Our ED leadership team has focussed on recruitment of a stable workforce (nursing and medical), limiting the use of locums and casual staff, whereby allowing engagement in change and a sense of ownership around key performance indicators.

We are lucky enough to have been engaged in the process of the redevelopment of our department in the coming year, allowing us to plan for optimal patient flow through the department and are looking forward to seeing this completed in 2014.

Our ED leadership team have been committed to the introduction of TeamSTEPPS®. The TeamSTEPPS® philosophy has laid the foundation for a patient safety focussed multidisciplinary culture, which whilst in its infancy has seen our department become more productive and efficient in the last 12 months.
Sally Neumann, Clinical Services Coordinator, Emergency Services, Mount Gambier & Districts Health Service

Our inpatient admission times are our main challenge, we traditionally deal with up to 61% access block.

Our long wait patients can take up to 72 hours to leave the department (usually psychiatry).

We have instituted a hospital policy of “direct admission” whereby patients identified as requiring admission can be sent to the ward to be seen by the inpatient teams on the ward.

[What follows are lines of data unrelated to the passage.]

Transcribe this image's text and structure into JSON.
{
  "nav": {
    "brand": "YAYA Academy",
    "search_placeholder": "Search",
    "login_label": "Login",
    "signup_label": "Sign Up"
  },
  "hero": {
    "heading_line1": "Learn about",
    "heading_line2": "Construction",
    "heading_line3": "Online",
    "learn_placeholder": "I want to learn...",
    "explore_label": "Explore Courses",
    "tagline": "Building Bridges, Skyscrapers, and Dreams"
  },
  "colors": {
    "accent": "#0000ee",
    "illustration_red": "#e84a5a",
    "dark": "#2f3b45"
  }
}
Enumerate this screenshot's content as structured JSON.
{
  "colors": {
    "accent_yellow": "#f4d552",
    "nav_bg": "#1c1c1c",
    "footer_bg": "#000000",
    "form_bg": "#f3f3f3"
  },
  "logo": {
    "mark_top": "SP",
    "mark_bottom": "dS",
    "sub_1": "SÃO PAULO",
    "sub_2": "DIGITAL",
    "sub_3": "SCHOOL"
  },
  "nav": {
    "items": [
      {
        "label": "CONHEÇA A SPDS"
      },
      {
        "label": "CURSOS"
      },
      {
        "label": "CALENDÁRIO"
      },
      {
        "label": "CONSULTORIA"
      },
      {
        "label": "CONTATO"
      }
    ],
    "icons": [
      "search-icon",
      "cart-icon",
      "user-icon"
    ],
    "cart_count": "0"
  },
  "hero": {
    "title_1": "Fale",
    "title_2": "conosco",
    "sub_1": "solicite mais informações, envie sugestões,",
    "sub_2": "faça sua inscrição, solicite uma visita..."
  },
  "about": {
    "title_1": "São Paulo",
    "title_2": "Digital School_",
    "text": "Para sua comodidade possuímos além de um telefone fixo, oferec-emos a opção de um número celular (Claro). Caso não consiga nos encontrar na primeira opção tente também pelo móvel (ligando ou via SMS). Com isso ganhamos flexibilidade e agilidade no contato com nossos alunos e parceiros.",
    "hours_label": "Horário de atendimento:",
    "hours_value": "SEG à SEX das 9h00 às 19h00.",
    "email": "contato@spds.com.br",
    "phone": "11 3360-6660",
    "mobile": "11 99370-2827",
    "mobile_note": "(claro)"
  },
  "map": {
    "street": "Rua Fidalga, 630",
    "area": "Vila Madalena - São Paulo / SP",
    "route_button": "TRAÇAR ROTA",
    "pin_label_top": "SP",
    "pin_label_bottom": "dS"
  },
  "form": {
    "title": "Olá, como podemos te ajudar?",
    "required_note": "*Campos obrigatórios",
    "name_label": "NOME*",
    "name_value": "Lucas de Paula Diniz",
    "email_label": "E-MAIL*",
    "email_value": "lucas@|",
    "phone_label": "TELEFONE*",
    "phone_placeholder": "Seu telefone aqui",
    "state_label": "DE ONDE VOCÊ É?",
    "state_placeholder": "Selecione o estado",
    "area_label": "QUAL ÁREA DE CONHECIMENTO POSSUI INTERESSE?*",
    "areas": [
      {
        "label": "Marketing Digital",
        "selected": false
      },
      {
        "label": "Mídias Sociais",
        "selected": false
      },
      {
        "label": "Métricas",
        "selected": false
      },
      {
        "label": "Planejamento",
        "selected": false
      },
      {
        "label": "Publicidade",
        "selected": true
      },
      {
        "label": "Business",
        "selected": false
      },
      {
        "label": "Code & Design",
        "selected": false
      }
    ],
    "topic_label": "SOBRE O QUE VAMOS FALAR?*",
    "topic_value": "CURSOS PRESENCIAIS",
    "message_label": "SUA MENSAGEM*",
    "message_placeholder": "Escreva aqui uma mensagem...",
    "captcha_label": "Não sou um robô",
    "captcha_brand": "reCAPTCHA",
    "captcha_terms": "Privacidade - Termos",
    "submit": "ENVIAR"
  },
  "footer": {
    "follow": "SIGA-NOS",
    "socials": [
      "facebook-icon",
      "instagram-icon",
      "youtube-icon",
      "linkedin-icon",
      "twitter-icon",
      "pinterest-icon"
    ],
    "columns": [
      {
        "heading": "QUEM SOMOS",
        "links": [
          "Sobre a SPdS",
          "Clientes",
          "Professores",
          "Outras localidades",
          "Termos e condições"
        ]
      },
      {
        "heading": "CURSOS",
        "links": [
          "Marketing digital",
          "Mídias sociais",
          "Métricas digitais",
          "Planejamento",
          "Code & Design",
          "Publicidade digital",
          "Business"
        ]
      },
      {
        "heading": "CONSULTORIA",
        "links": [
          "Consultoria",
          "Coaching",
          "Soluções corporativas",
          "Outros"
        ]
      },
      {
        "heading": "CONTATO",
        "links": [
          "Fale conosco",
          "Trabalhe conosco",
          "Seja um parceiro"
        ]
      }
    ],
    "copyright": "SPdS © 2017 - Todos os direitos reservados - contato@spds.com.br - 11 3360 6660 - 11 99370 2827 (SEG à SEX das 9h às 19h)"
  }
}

There are caveats as to stability and excluding high risk patient groups. This obviously can only come into effect when there are beds available on the wards. There are major issues with overcoming the previous culture of keeping patients in ED until the inpatient teams were happy to have them on the ward. The response to that has been to make the time of transfer at the discretion of the ED.

We have trialled having a consultant, an RMO and a scribe as well as using a scribe with a consultant or registrar to improve productivity – we are currently seeking to extend this trial. With registrars this has led to an improvement in productivity and satisfaction due to removing the time spent in documentation. We are now taking the idea from proof of concept to data collection trials.

As with many EDs, we have also looked at increasing productivity of junior staff by linking interns to registrars.

Create 2 teams per day of a junior doctor and a registrar where the junior doctor scribes, the senior takes the history and examines the patient. A plan of care is formulated at first contact. The junior doctor continues care afterwards and chases results/referrals. The understanding is that the registrar/RMO team must maintain greater productivity than they are able to achieve separately. The junior doctors get to model care on the practice of more experienced doctors, they see more patients with potentially greater variety and their documentation is supervised case by case. With this model, there are far less concerns about accuracy of clinical findings and safety of practice.